Yes it is really fing annoying esp if they bring the pt down and there's no consent and no family around so you have to bring them around again.
 
It's an anesthesiologist thing, No one wants to do this trach that won't benefit this patient in their current condition.

However Guillemot speaks a well known general truth (that's why the comment has been liked by so many people), if you do the trach without the PEG they will be calling you tomorrow or the day after to come down for the PEG and you transport a really sick patient to the OR twice rather than once.

That’s dumb. It’s 2018, PEGs should be few and far between for critically ill patients. The number of PEGs I had placed last year for feeds in a critically ill patient (excluding trauma that has an anatomical reason they can’t get fed from above) was 0. You can get all the nutrition via an NGT or postpyloric tube while the dust settles.
 
That’s dumb. It’s 2018, PEGs should be few and far between for critically ill patients. The number of PEGs I had placed last year for feeds in a critically ill patient (excluding trauma that has an anatomical reason they can’t get fed from above) was 0. You can get all the nutrition via an NGT or postpyloric tube while the dust settles.

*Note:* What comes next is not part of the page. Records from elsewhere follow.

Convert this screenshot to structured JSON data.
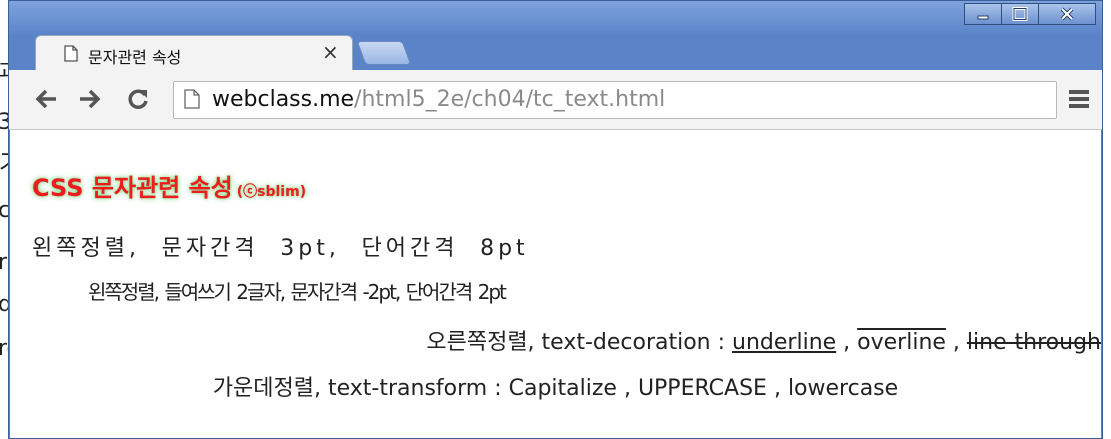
{
  "tab": {
    "title": "문자관련 속성",
    "close": "×"
  },
  "address": {
    "host": "webclass.me",
    "path": "/html5_2e/ch04/tc_text.html"
  },
  "page": {
    "heading": "CSS 문자관련 속성",
    "heading_credit": "(ⓒsblim)",
    "line1": "왼쪽정렬, 문자간격 3pt, 단어간격 8pt",
    "line2": "왼쪽정렬, 들여쓰기 2글자, 문자간격 -2pt, 단어간격 2pt",
    "line3": {
      "prefix": "오른쪽정렬, text-decoration : ",
      "underline": "underline",
      "sep1": " , ",
      "overline": "overline",
      "sep2": " , ",
      "line_through": "line-through"
    },
    "line4": {
      "prefix": "가운데정렬, text-transform : ",
      "capitalize": "Capitalize",
      "sep1": " , ",
      "uppercase": "UPPERCASE",
      "sep2": " , ",
      "lowercase": "lowercase"
    }
  },
  "background_fragments": [
    "괴",
    "3",
    "ス",
    "c",
    "r,",
    "d",
    "rc"
  ],
  "colors": {
    "heading": "#ee1c1c",
    "heading_glow": "#7ccf7c",
    "window_frame": "#5b84c8",
    "url_path": "#8a8a8a"
  },
  "icons": [
    "document-icon",
    "close-icon",
    "minimize-icon",
    "maximize-icon",
    "back-arrow-icon",
    "forward-arrow-icon",
    "reload-icon",
    "menu-icon"
  ]
}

Sometimes they need a PEG for rehab/SNF/SAR/LTAC placement :/
 
What's his echo show in regards to pulmonary pressures that is?

I wonder, at this point, how that information would change anything you'd do or not do. Besides, echo frequently underestimates PAP so its of questionable value here.
 
Not that it in anyway changes the current consensus, but it seems kinda unusual for someone in "septic shock" to be on two inodilators and no vasopressor
 
Not that it in anyway changes the current consensus, but it seems kinda unusual for someone in "septic shock" to be on two inodilators and no vasopressor

re-read that. levophed. What's the other inodilator?
 
Preeeeetty sure the PEG comment was tongue-in-cheek, but you two go ahead. This debate is amusing.

Yea 99.3% sure the PEG was sarcasm. That being said, I'd only do this trach is this guy had MRSA. Because if I'm going to do this case, I better be in those plastic gowns, dressed to the nines and feeling FABULOUS!